Can someone help me answer this question with references to the HTML5 specification that clearly spells out whether or not it is valid to write < and > (spaces around the symbols) in HTML?


Solution

  • > in intended text content is and always had been safe and valid in HTML, even without spacing.

    < is technically invalid when it does not constitute tag in context where tags are expected. Slightly simplified: When parser encounters it in "Data state", it switches parser to state that either expects valid tag name ("Tag open state") or other markup-related characters (/ for closing tag or ! for either doctype or comment).

    Valid HTML tag name must start with letter ("[a-z] case insensitive"), so encountering space character there instead results in Error state: "invalid-first-character-of-tag-name" that instructs parser to handle it so that

    such code point and a preceding U+003C (<) is treated as text content, and all content that follows is treated as markup.

    So like all other similar syntactic errors in HTML, it has a clear canonical recovery handling that conformant interpreters have to follow. In effect it at the same time produces "invalid" state, but has predictable and standardized outcome as well, so one might consider is 'safe' to exploit: in this case sequence of < , i.e. Bad character after <, rolls back to text content ("Data state"), adds the < and that "bad character" ( ) into its value, and proceeds further. In the end it is displayed the same way as if it was encoded as &lt; .
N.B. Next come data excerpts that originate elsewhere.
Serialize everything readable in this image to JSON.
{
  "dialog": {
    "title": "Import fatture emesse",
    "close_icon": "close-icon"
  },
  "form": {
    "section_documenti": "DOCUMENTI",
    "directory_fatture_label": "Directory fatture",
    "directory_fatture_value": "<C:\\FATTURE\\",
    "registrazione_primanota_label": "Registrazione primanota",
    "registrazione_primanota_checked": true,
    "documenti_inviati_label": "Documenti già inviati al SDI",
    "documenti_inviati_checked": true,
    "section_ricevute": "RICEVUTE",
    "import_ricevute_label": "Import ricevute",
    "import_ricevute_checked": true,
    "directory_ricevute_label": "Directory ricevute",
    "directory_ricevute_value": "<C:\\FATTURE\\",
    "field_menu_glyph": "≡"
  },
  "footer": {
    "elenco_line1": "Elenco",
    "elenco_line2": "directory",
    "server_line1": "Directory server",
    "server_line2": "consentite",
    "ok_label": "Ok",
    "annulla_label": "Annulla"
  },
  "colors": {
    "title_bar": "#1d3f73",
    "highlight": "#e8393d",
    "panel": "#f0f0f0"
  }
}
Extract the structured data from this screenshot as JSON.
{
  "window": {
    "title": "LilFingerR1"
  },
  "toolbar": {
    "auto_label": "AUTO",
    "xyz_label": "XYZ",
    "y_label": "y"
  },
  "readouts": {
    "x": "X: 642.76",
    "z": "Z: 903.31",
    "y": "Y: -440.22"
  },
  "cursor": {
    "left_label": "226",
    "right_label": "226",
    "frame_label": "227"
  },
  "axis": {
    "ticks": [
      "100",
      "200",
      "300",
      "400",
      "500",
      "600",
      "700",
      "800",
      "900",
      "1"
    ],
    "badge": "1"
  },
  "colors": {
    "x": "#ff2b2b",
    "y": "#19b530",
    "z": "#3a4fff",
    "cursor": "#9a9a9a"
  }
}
    You can verify that by validating sample document

    <!doctype html><html lang="en">
    
    <title>a > b < c</title>
    
    <p>a > b < c</p>
    
    <textarea>a > b < c</textarea>
    

    in validator.w3.org/nu/. It yields:

    Error: Bad character  after <.
    Probable cause: Unescaped <.
    Try escaping it as `&lt;`. At line 5, column 11
    

    N.B. in title and textarea < is OK, since there cannot be any nested non-text nodes (not even comments) because these are (IIUC) specified as Raw Text content.